Design: Retrospective, observational, single-center study.

Setting: A community hospital.

Patients: The charts of all patients who underwent pericardiocentesis for cardiac tamponade and had bloody pericardial effusion were retrospectively reviewed.

Results: Of 150 patients who had pericardiocentesis for relieving cardiac tamponade, 96 patients (64%) had a bloody pericardial effusion. The most common cause of bloody pericardial effusion was iatrogenic disease (31%), namely, secondary to invasive cardiac procedures. The other common causes were malignancy (26%), complications of atherosclerotic heart disease (11%), and idiopathic disease (10%). Tuberculosis was detected as a cause of bloody pericardial effusion in one patient and presumed to be the cause in another patient. Bloody pericardial effusion was found to be a presenting manifestation of a newly diagnosed malignancy in two patients. The patients in the idiopathic and iatrogenic groups were all alive and had no recurrence of pericardial effusion at 24 ± 27 and 33 ± 21 months after hospital discharge, respectively, whereas 80% of patients with malignancy-related bloody effusions died within 8 ± 6 months.
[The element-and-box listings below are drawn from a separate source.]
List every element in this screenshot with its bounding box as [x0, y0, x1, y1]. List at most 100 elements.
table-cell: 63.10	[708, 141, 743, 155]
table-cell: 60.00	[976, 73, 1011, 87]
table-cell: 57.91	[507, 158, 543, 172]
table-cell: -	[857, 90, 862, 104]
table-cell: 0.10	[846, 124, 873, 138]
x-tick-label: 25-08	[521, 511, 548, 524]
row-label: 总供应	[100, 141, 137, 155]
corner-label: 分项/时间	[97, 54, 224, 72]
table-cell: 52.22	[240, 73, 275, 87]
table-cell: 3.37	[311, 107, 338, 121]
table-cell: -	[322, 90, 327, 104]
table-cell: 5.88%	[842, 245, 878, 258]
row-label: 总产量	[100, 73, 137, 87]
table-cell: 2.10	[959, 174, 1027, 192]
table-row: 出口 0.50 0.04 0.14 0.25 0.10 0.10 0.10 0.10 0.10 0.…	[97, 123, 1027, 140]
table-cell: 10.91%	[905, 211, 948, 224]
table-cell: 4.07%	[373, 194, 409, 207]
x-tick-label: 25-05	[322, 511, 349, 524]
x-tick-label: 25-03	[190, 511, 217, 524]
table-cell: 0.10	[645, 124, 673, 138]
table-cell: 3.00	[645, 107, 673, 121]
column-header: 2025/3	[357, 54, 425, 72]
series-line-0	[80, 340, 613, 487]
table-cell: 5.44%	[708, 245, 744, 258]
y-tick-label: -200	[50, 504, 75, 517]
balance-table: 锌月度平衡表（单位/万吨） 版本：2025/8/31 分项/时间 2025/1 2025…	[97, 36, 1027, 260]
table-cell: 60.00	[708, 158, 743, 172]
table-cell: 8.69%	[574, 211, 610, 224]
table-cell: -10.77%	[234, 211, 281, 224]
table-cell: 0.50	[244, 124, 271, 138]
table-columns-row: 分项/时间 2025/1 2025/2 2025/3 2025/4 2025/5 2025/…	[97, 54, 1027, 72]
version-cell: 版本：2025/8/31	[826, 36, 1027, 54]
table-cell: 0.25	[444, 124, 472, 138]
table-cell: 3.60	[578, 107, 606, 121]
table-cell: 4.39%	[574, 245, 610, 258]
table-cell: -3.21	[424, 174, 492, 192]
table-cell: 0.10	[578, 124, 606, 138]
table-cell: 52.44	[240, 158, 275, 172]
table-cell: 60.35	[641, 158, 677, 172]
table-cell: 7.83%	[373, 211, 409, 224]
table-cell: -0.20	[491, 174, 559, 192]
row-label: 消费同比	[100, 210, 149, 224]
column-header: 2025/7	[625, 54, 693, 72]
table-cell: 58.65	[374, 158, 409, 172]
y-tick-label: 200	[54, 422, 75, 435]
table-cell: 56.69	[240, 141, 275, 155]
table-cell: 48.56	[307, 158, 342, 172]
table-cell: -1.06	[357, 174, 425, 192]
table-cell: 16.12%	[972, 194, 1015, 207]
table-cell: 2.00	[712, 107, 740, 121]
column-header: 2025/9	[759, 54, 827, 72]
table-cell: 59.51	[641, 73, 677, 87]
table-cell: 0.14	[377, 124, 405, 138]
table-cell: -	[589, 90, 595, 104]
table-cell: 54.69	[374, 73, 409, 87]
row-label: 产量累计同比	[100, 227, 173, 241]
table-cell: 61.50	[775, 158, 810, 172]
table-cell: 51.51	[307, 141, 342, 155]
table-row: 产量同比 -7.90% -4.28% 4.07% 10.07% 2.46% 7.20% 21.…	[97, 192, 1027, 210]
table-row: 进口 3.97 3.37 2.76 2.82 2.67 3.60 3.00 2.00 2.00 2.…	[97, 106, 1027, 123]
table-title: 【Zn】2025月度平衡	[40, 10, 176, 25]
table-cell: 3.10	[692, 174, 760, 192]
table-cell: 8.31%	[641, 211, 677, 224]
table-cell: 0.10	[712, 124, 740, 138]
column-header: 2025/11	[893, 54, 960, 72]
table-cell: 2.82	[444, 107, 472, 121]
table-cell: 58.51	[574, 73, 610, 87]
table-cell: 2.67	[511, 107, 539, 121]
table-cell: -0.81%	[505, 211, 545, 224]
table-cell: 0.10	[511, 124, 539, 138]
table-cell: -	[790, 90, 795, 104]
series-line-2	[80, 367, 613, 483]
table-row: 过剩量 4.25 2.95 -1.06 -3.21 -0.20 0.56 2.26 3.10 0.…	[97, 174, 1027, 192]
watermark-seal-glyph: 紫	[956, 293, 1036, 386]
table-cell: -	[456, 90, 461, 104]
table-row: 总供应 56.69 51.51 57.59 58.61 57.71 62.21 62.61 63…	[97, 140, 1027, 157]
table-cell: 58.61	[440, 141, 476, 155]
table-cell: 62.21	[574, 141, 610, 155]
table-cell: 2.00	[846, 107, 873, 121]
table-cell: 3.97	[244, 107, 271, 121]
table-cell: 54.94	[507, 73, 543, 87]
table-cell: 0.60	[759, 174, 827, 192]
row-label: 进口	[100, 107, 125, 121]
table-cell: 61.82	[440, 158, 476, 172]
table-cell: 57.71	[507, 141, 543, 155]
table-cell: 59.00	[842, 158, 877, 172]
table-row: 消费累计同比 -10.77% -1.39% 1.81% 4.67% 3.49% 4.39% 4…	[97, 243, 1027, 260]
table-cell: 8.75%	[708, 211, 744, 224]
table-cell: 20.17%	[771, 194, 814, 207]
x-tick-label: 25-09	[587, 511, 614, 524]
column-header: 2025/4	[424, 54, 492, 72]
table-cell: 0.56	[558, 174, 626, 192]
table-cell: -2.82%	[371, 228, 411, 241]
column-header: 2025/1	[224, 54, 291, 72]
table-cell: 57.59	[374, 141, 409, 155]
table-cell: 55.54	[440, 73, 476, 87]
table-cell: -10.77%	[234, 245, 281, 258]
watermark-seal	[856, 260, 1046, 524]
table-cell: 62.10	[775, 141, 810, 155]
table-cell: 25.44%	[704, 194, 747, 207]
Conclusions: In a patient population that is reasonably representative of that in most community hospitals in the United States, the most common cause of bloody pericardial effusion in patients with signs or symptoms of cardiac tamponade is now iatrogenic disease. Of the noniatrogenic causes, malignancy, complications of acute myocardial infarction, and idiopathic disease predominated. Hemorrhagic tuberculous pericardial effusions are uncommon and may likely reflect a low incidence of cardiac tuberculosis in community hospitals in the United States.